The style of the manuscript needs to be edited to that of the Molecules Journal
Author Response
Point 1: The authors made important changes to the paper according to the comments of the reviewers. Still the problem of multiple possible keto-enol tautomers or the possibility of several intern hydrogen bonds was not adressed. Were these intramolecular hydrogen bonds considered when docking? The authors should discuss in their manuscript this problem for the readers to understand this weak point.

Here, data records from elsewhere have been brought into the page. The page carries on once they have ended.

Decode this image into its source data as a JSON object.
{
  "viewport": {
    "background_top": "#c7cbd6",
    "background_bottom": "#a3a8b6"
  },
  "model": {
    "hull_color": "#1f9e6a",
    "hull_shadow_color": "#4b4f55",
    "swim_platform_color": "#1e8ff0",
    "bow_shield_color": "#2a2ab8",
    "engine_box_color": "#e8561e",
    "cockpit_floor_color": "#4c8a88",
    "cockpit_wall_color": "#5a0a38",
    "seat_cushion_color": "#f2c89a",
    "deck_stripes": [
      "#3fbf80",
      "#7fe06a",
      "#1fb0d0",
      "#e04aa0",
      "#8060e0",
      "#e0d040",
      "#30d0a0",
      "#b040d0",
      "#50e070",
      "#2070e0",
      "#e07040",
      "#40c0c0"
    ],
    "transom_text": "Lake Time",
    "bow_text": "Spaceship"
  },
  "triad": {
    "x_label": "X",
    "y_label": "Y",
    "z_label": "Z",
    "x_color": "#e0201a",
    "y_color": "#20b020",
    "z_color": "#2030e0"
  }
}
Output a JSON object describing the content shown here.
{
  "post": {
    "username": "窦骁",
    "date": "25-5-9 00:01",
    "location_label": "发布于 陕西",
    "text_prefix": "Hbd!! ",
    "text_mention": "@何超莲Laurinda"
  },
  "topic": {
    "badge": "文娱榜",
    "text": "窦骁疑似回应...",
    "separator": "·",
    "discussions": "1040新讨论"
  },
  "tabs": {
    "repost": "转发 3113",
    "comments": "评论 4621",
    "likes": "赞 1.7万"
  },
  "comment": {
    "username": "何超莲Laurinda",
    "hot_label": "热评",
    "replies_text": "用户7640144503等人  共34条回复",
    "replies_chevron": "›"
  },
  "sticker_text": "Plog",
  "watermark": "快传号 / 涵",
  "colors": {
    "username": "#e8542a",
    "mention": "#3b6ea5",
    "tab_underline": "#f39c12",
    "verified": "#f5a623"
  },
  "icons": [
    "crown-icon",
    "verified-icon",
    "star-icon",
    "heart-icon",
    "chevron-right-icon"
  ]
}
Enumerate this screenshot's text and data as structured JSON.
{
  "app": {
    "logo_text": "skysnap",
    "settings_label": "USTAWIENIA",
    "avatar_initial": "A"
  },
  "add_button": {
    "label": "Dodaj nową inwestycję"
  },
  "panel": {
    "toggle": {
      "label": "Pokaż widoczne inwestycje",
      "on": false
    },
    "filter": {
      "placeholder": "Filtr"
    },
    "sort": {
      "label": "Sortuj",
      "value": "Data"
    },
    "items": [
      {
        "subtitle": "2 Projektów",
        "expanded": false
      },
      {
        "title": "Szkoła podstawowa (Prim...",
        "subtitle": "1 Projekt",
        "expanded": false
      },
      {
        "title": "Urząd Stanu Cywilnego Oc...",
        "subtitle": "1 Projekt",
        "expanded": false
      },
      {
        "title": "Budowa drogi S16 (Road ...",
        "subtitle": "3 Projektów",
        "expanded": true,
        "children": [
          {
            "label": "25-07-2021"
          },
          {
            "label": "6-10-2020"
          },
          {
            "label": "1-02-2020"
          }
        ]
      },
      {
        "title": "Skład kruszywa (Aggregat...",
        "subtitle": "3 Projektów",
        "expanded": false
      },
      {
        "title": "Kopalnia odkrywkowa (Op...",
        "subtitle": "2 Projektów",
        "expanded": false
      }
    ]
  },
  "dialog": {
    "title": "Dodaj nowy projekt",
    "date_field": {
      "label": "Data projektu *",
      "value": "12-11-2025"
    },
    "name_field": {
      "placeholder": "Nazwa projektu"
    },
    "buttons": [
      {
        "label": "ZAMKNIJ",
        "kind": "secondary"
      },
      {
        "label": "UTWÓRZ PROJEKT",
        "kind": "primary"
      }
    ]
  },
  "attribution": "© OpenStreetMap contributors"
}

Response 1, Thank you for the comments. To this work we used the drugs located at (http://zinc.docking.org) which has different formats (https://www.ncbi.nlm.nih.gov/pmc/articles/PMC1360656/), for our docking studies we employed the 3D data. All small molecules have an ID which is included into the Tables which list the corresponding promissory drugs. Due to our objective was to assays in silico those small molecules placed at ZINC database on Spyke protein of SARS-Cov-2, we do not consider their tautomers, stereoisomers, enantiomers, different conformational motions etc. Regarding to hydrogen bonds, Autodock is a program used for docking studies of small molecules on macromolecules that has force field (for scoring function) which consider non bond (atom-atom bonds, angles etc.) and non-bond interactions (hydrogen bond, hydrophobic interactions, solvatation, electrostatic interactions, etc.) to measure the binding free energy (DG) values (http://autodock.scripps.edu/faqs-help/faq/where-do-i-set-the-autodock-4-force-field-parameters) which was reported elsewhere (Morris, G. M., Goodsell, D. S., Halliday, R.S., Huey, R., Hart, W. E., Belew, R. K. and Olson, A. J. Automated Docking Using a Lamarckian Genetic Algorithm and and Empirical Binding Free Energy Function. J. Comput. Chem., 1998, 19, 1639-1662. 2. Huey, R., Morris, G. M., Olson, A. J. and Goodsell, D. S. A Semiempirical Free Energy Force Field with Charge-Based Desolvation. J. Comput. Chem., 2007, 28, 1145-1652. 3. Morris, G.M., Huey, R., Lindstrom, W., Sanner, M.F., Belew, R.K., Goodsell, D.S. and Olson, A.J. AutoDock4 and AutoDockTools4: Automated docking with selective receptor flexibility. J. Comput. Chem. 2009, 30, 2785-2791). However, for better understanding of the ligand-protein complex, we have described the non bond interactions considering those < than 3 Angstroms.
In this latest version, the text of the article was not modified, only the reply letter to the reviewer was added.